When we think of people who don't participate in watching/reading/listening to the mass media in our culture, we often think about the anti-commercial activists, the highbrow critics, conservative censors, and (overly) concerned parents. It's easy to forget about a significant segment of American society, however, who willingly choose to ignore the media to mainstain their lifestyle, a group of people commonly grouped together as "plain people"--the Mennonites, the Amish, and the Brethren. These three groups of people, in varying degrees depending on the particular community, distrust media use among the members of their society.

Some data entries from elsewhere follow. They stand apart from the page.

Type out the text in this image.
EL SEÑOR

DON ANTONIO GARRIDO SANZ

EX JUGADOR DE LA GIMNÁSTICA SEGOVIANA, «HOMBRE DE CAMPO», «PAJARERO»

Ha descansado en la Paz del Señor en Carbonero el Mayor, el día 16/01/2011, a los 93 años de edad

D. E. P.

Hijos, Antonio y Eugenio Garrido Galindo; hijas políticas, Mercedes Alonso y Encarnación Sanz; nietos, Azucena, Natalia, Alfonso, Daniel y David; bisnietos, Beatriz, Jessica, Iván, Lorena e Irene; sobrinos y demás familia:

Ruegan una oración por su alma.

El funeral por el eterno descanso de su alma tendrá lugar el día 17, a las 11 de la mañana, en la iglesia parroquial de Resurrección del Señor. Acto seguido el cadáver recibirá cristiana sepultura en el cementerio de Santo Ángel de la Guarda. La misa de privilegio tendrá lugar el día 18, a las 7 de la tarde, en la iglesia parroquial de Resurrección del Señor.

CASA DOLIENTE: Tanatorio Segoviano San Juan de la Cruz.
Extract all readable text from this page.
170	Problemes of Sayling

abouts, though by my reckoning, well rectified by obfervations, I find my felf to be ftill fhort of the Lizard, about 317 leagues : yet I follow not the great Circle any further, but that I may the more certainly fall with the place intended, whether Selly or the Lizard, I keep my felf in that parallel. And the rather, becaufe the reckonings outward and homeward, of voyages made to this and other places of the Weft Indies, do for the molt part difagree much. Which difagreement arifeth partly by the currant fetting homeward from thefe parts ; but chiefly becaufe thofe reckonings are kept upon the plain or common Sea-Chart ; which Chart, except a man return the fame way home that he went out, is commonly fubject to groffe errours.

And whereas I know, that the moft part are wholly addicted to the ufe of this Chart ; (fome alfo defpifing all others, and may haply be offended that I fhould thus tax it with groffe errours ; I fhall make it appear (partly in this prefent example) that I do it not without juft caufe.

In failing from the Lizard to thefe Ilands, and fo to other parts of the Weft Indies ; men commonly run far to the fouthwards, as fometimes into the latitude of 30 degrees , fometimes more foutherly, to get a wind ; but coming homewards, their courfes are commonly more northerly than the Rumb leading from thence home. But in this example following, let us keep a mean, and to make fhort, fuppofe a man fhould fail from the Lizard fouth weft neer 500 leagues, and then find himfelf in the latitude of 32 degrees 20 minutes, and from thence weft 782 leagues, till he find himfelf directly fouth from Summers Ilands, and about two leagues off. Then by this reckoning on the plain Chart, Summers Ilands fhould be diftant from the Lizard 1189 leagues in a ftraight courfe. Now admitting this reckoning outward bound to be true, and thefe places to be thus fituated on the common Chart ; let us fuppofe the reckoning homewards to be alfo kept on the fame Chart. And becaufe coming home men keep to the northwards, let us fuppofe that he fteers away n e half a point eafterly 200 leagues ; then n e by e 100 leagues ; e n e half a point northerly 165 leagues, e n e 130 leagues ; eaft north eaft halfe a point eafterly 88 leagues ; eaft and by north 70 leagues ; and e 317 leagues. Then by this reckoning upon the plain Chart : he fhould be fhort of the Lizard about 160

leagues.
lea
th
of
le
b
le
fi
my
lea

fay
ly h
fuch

The head of our consortium, Henry Jenkins, was quoted as saying, tongue-in-cheek, that not allowing a child to participate in media consumption was a form of child abuse in a media-saturated society in which people communicate through and by talking about the mass media. Yet, here we have a group of people who say that it is not just the content funneled through a medium but the very media forms themselves that serve to disrupt their way of life, which requires being cut off from the rest of society.
Thomas W. Cooper, a professor at Emerson College and cofounder of Media Ethics Magazine, presents an intriguing look at what he calls a "media fast" among these plain people in the latest issue of The Journal of American Culture, entitled "Of Scripts and Scriptures," (pp. 139-153).
The plain people often see surveys and interviewers' questions as invasions of their privacy, so in-depth probing of their view on the media is often hard to receive. On the other hand, it's important to realize that, even in our media-driven country, there are plenty of people who consciously cut themselves off from the mass media industry.
In the June 2006 journal, Cooper provides readers with a review of the history of the plain people and how the groups share similarities yet have distinct differences among them. He also briefly details the history of plain people with mass media technologies, from photography to radio to television to the Internet. He explains the spiritual reasons these people reject the media, often not on form of content, as most social conservatives would, but on the principles of the medium itself.
For instance, many cannot substantiate fictional works because acting is seen as a form of professional lying, and radio and television cannot be trusted because "Satan had been biblically described as 'the Prince of the air.' Further, while most other social conservatives and liberal critics would criticize the mass media for its homogenizing effects, the plain people often distrust the individualizing nature of these media forms, encouraging people to fragment themselves from each other and to quit attending communal events. To these people, letting even some families participate in these media forms can be problematic because the communities are often felt to be a cohesive unit, in which any "antomized individualism" is dangerous (146).
Cooper concludes that, while many of the policies of these communities can be seen as oppressive and narrow-minded, the societies should be commended for avoiding many of the social ills of American society in general and for maintaining their own control of technology.
While Cooper's identification with his research often causes him to be overly sympathetic with the restrictive views of these societies, in my opinion, his essay does provide a valuable look at why these people choose to distance themselves from the media in order to preserve their culture. I remain skeptical about celebrating any culture that attempts to severely restrict the parameters of those who grow up within it in order to retain them as the next generation of that culture, and I find that the mass media can be an important way for people to be exposed to a variety of ideas and cultures, but I did appreciate the opportunity Cooper gives us to better understand why this oft-forgotten group of people choose to live in an insular world.